Mi hermana y yo vivimos durante unos meses con mis abuelos. Mi madre también, pero ella entraba y salía, y poco conocíamos de su vida. La casa era un túnel apagado y estrecho que se ramificaba hacia el resto de estancias, y que finalizaba en un salón decorado con modestia, ocupado por fotos de comuniones, vacaciones y bodas de otras épocas, con sonrisas contenidas. Solo con abrir la puerta de la entrada, se me cortaba el aliento. Me arrollaba una manada de elefantes africanos. Me pateaban y aplastaban con todo su peso. Podía sentir cada uno de sus golpes, percibir sus barritos en mi cabeza zarandeada, tan agudos que podrían haberme perforado el tímpano. Me adentraba en una pesadilla en la que una garra monstruosa te estruja como a una fina hoja de papel. Al despedirme por las mañanas ya temía la vuelta; introducir la llave en el bombín, pasar, y cerrar la puerta tras de mí. Mi cuerpo dejaba de ser mío. Teníamos catorce años. Mi hermana y yo somos mellizas y nos parecemos lo justo. Siempre pensé que Susana poseía un nombre demasiado grande para un cuerpo tan menudo y, a pesar de ello, nunca mostró el más mínimo signo de debilidad o inseguridad.

 

“Como tu madre se entere de lo que haces”, murmuraba él en mi oído cada noche con la voz pastosa antes de marcharse, mientras yo, con ojos huecos, abandonada en mi catre, miraba fijamente hacia el techo, casi como si no existiera y fuese posible atravesarlo. He habitado tantas horas en ese yeso blanco tierra, he esbozado tantas existencias alternativas, me he desdoblado tantas veces, que en más de una ocasión me he preguntado si debía regresar.

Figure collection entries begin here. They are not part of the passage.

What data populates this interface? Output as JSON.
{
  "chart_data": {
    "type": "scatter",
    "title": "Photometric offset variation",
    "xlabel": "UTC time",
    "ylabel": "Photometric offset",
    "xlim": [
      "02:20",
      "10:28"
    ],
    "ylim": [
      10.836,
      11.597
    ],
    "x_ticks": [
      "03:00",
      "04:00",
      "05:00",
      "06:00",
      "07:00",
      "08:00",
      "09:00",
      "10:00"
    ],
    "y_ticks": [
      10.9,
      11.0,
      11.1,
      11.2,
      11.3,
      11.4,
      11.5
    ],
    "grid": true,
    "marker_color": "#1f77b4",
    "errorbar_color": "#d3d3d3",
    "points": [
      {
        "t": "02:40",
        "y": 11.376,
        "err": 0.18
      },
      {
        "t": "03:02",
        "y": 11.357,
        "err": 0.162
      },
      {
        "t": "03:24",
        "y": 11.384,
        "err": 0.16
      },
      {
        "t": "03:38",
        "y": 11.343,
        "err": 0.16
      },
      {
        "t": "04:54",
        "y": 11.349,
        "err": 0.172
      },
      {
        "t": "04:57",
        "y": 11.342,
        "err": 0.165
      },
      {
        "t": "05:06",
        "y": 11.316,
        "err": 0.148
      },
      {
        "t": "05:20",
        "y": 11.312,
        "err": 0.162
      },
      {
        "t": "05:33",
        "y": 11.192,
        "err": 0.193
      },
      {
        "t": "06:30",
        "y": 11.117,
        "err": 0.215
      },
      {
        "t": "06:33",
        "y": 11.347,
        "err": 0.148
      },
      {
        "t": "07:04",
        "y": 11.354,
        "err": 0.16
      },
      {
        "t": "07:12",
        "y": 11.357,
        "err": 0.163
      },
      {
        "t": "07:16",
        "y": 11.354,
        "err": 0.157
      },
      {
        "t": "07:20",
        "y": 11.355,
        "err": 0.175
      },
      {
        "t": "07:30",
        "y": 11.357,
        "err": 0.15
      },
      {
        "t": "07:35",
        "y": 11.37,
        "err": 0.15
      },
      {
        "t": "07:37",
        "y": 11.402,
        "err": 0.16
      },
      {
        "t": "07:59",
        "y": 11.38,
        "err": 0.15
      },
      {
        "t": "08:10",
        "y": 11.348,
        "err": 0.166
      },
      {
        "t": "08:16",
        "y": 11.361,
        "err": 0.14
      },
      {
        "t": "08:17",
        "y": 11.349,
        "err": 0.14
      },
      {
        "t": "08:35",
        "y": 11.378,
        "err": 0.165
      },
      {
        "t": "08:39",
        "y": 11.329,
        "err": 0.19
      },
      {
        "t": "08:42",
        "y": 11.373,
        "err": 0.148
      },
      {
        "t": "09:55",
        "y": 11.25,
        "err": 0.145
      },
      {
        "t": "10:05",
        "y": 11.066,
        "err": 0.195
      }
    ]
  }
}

Susana y yo compartíamos esa habitación. A ella le correspondían las semanas pares y a mí las impares. La semana en que no nos tocaba, dormíamos con mi abuela, que había acomodado en su habitación un sofá cama que permanecía cerrado durante el día.

 

No llegó a mencionar nada mientras fuimos niñas. Yo tampoco se lo confesé a ella. Asumí que yo había sido la única, la elegida, la maldita, y me alegraba saber que mi hermana, con ese cuerpecillo minúsculo, no se había visto forzada a soportar lo mismo que yo.

Y de pronto, en la cena familiar del domingo pasado, lo supe. La espié por el rabillo del ojo cuando ponía la mesa, y la respuesta se hizo evidente en un gesto evasivo y contrariado. Ella, como yo, había proyectado sobre ese techo otras formas y colores. Todo ardió.

 

Cogí las llaves, entré en su casa, y me acerqué a él con calma, mientras dormía. No ofreció resistencia. No sufrió. Lo dejé ahí, mirando el yeso. Vacié las plumas de ave de la almohada en la basura y exhalé profundamente. Di media vuelta, recorrí el pasillo por última vez, y cerré la puerta tras de mí. En paz. Volar, fingir y correr. Correr hacia ese lugar donde nadie logre descubrir en qué clase de persona te has convertido.